Gubernur Nusa Tenggara Barat (NTB), Lalu Muhamad Iqbal turun blusukan ke pasar tradisional di Kabupaten Lombok Utara, Rabu, 25 Februari 2026. (ANTARA/Pemprov NTB).

Harga Bahan Pokok di Lombok Utara Stabil Selama Ramadan

Silvana Febiari • 26 February 2026 00:39

Lombok Utara: Gubernur Nusa Tenggara Barat, Lalu Muhamad Iqbal, turun langsung ke pasar tradisional di Lombok Utara. Kunjungan ini dilakukan untuk memastikan stabilitas harga kebutuhan bahan pokok selama Ramadan hingga Hari Raya Idulfitri 1447 Hijriah.

"Setelah kita kunjungi, walau cabai relatif di sini masih tinggi, di atas harga HET, tetapi relatif stabil di angka 100 ribu, ada yang 90 ribu," ujarnya di sela-sela mengunjungi pasar di Lombok Utara, dikutip dari Antara, Rabu, 25 Februari 2026. 

Lalu menegaskan kunjungannya bertujuan memastikan kondisi harga bahan pokok di pasar tetap stabil. Ia mengamati perkembangan harga selama bulan puasa dan mengantisipasi kemungkinan kenaikan menjelang Lebaran.
 


Sebagai intervensi harga selain melakukan sidak harga bersama tim Satgas Pangan, Pemprov NTB juga melaksanakan pasar murah di sejumlah titik lokasi di kabupaten/kota.

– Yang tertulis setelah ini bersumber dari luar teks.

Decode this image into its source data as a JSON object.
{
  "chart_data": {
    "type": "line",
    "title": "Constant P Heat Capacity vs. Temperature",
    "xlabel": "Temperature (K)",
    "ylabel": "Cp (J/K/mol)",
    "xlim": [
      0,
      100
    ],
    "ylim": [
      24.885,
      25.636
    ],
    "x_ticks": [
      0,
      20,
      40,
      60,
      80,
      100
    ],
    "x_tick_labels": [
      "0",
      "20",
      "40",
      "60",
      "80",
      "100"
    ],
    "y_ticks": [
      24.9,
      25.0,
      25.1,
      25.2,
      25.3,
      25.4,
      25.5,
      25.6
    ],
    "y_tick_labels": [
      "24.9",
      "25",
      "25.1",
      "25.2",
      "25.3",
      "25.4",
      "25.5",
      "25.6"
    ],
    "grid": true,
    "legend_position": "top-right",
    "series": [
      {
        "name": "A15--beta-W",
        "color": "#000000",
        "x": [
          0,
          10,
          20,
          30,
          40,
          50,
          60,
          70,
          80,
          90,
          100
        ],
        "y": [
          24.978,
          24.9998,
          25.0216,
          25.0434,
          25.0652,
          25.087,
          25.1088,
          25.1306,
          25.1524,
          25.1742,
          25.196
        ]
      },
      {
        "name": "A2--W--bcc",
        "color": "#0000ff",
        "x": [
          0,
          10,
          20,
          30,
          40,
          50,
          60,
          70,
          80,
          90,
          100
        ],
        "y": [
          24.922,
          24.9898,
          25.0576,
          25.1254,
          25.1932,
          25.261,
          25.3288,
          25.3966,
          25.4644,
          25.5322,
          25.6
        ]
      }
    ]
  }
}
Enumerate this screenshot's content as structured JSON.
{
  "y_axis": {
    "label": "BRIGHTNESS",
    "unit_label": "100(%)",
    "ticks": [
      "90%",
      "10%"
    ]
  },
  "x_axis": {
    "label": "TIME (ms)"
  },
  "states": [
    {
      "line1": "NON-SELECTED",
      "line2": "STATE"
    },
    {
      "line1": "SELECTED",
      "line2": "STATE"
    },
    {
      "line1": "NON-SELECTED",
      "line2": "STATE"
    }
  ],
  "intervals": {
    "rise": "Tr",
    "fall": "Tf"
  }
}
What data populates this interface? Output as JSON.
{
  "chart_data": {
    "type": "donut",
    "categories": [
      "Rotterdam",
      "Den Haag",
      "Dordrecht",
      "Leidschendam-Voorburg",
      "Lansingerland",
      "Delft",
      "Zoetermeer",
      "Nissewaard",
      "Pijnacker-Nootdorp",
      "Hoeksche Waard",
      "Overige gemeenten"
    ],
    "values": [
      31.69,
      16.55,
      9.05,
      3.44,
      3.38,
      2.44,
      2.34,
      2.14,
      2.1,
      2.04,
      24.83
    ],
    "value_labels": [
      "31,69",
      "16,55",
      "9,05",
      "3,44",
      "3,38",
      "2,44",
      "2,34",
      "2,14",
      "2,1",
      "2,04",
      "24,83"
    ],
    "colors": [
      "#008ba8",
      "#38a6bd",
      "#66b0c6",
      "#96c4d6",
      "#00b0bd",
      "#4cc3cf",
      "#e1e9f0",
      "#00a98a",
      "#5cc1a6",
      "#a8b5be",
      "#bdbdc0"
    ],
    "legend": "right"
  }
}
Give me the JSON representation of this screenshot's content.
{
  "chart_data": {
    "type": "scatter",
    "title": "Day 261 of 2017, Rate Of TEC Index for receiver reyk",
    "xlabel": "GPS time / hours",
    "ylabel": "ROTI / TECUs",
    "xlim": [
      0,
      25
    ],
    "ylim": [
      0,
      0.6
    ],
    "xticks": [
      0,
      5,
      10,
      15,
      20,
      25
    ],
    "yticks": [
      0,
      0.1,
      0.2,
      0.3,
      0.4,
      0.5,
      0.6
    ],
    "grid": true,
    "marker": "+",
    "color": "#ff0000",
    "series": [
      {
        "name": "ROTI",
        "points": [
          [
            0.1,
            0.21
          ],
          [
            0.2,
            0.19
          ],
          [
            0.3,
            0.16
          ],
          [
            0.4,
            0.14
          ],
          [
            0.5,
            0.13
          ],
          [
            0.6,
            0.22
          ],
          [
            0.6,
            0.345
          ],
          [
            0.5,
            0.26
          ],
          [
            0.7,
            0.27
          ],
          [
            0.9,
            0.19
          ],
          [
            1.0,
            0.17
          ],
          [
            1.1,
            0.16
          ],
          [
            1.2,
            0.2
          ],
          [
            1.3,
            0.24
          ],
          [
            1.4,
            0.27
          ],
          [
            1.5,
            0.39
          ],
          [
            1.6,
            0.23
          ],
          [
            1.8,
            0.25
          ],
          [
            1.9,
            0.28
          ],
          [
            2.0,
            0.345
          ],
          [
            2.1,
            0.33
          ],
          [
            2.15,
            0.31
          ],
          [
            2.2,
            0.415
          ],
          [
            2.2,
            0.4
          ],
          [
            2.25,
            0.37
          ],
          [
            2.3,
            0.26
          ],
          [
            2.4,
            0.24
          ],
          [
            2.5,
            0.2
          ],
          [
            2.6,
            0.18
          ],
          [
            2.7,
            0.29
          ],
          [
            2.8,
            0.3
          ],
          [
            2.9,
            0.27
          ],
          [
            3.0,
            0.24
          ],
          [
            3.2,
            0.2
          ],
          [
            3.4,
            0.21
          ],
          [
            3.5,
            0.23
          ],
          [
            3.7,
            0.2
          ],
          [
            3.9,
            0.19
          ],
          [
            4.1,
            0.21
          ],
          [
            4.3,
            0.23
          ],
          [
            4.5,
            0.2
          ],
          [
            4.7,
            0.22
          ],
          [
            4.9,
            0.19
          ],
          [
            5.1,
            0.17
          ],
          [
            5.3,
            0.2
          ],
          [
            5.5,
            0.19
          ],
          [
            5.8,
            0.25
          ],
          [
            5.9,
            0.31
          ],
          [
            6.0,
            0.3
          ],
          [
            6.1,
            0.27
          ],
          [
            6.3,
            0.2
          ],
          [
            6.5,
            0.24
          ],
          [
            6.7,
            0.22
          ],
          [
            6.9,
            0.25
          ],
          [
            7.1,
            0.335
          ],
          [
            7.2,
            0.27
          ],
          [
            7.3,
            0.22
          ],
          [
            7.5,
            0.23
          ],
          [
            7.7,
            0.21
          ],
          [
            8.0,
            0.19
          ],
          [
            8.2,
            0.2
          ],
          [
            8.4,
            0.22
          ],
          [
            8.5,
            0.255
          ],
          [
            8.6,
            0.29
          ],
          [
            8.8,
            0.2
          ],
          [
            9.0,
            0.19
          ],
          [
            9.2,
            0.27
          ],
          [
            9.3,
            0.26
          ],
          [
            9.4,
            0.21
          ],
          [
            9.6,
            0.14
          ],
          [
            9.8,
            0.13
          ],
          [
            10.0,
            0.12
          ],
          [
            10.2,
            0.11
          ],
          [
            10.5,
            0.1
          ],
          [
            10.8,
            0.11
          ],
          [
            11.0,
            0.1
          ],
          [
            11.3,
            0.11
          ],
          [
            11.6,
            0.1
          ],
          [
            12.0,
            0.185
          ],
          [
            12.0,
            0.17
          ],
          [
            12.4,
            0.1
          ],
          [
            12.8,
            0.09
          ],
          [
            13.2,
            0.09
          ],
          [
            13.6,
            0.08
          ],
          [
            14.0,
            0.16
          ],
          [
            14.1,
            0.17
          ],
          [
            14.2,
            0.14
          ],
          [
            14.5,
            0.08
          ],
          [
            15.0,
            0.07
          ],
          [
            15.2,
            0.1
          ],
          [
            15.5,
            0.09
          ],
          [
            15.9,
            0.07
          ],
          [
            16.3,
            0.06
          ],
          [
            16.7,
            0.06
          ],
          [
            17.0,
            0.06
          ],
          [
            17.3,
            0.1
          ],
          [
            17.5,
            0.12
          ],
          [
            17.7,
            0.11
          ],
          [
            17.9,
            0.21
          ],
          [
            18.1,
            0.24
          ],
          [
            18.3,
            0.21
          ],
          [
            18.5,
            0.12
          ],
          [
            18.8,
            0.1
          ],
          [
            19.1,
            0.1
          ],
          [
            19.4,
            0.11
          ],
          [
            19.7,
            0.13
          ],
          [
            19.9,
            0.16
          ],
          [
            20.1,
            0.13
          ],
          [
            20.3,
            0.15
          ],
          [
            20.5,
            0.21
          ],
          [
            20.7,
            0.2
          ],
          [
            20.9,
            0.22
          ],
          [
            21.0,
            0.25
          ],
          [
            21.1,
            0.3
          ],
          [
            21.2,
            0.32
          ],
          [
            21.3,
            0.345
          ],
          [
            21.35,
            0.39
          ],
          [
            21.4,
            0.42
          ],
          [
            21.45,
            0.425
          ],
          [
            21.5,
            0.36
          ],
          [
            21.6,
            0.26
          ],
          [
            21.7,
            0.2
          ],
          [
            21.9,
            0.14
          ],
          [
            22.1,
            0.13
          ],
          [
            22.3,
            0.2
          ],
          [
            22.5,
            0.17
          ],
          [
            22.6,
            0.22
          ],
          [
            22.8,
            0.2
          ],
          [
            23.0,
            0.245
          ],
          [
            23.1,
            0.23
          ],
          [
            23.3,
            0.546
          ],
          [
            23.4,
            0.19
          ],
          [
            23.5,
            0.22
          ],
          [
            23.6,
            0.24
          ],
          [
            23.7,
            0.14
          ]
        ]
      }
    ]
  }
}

"Yang jelas kita juga bikinkan pasar murah untuk intervensi pasar, barang-barang yang memang dari Bulog, itu ada beras, minyak kemudian ada gula. Kita jual dengan harga standar supaya bisa ikut mempengaruhi pasar," jelas Miq Iqbal sapaan karib Gubernur NTB.

Lebih lanjut, ia mengatakan salah satu penyebab fluktuasi harga bahan pokok, terutama cabai adalah kondisi cuaca. Cuaca membuat permintaan menjadi lebih tinggi dibandingkan produksi.

"Kondisi cuaca juga berpengaruh, demand-nya lebih tinggi daripada suplai yang jelas ada kelangkaan sehingga harga naik," ungkap Miq Iqbal.


Ilustrasi bahan pokok. Foto: MI.


Direktur Penganeka Ragaman Konsumsi Pangan Badan Pangan Nasional, Rinna Syawal, mengatakan perbedaan harga terjadi karena perbedaan pasokan. Saat pasokan cukup, distribusi ke pedagang menjadi lebih merata.

Selain perbedaan pasokan, panjangnya rantai distribusi juga memengaruhi harga, seperti di Lombok Tengah. "Cabai yang diproduksi di Lombok Tengah ternyata tidak langsung ke pasar, tapi dijual dulu ke Lombok Timur, Lombok Timur balik lagi ke Lombok Tengah, sehingga harganya lebih tinggi," jelasnya.